Chemical Reactions and Soot Build-Up in a Diesel Filter
Application ID: 1394
In this tutorial, a filter system for a diesel engine is modeled, including a soot layer development and oxidization. The build-up of the layer is held in check by both catalytic and non-catalytic reactions, where carbon is oxidized to carbon monoxide and carbon dioxide, which in turn passes through the membrane.
A filter system's efficiency and durability is closely related to the manner in which it removes soot deposits from the porous filter walls. One approach involves introducing cerium additives to the fuel. Cerium oxide species are subsequently present in the soot layer, acting as a catalyst in carbon-oxidation reactions. Under these conditions, it is possible to remove carbon deposits in the filter without increasing the exhaust temperature. Five reactions and their accompanying kinetics are included in the mass balances.

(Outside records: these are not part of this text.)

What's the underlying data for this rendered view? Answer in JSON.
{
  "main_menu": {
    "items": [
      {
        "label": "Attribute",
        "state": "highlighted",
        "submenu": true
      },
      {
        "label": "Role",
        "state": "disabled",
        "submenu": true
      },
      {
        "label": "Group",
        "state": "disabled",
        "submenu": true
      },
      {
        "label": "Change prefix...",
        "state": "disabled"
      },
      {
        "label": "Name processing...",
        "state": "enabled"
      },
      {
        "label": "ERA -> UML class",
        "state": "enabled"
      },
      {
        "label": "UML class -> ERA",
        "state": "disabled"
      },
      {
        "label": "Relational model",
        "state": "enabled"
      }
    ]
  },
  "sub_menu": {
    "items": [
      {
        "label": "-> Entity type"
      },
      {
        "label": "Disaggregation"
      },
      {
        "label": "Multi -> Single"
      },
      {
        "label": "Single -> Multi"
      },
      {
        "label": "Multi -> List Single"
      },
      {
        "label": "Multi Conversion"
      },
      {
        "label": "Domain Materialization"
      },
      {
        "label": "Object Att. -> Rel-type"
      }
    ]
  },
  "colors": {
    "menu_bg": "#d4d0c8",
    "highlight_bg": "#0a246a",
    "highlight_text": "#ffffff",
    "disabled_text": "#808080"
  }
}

Two strategies are used to investigate this system. First, an ideal model of the system using the Reaction Engineering interface is utilized. This includes modeling of an ideal tubular (plug flow) isothermal reactor with the reaction kinetics only accounted for. The second strategy uses a space-dependent (2D) approach using four physics interfaces in the Chemical Reaction Engineering Module:
- Free and Porous Media Flow (fluid flow)
- Transport of Diluted Species (material balance)
- Heat transfer in Fluids (energy balance)
In this part the position of the top boundary, as a result of the soot build-up, is also explicitly solved for using a Moving Mesh feature.
Results for the first strategy show that the catalytic reactions dominate the oxidation of carbon, which decreases with increasing temperature. Further, results from the 2D model show that although the oxidation of carbon is an exothermic reaction, the catalytic steps are endothermic. Additionally, the carbon oxidation is not sufficient to keep the soot layer from growing.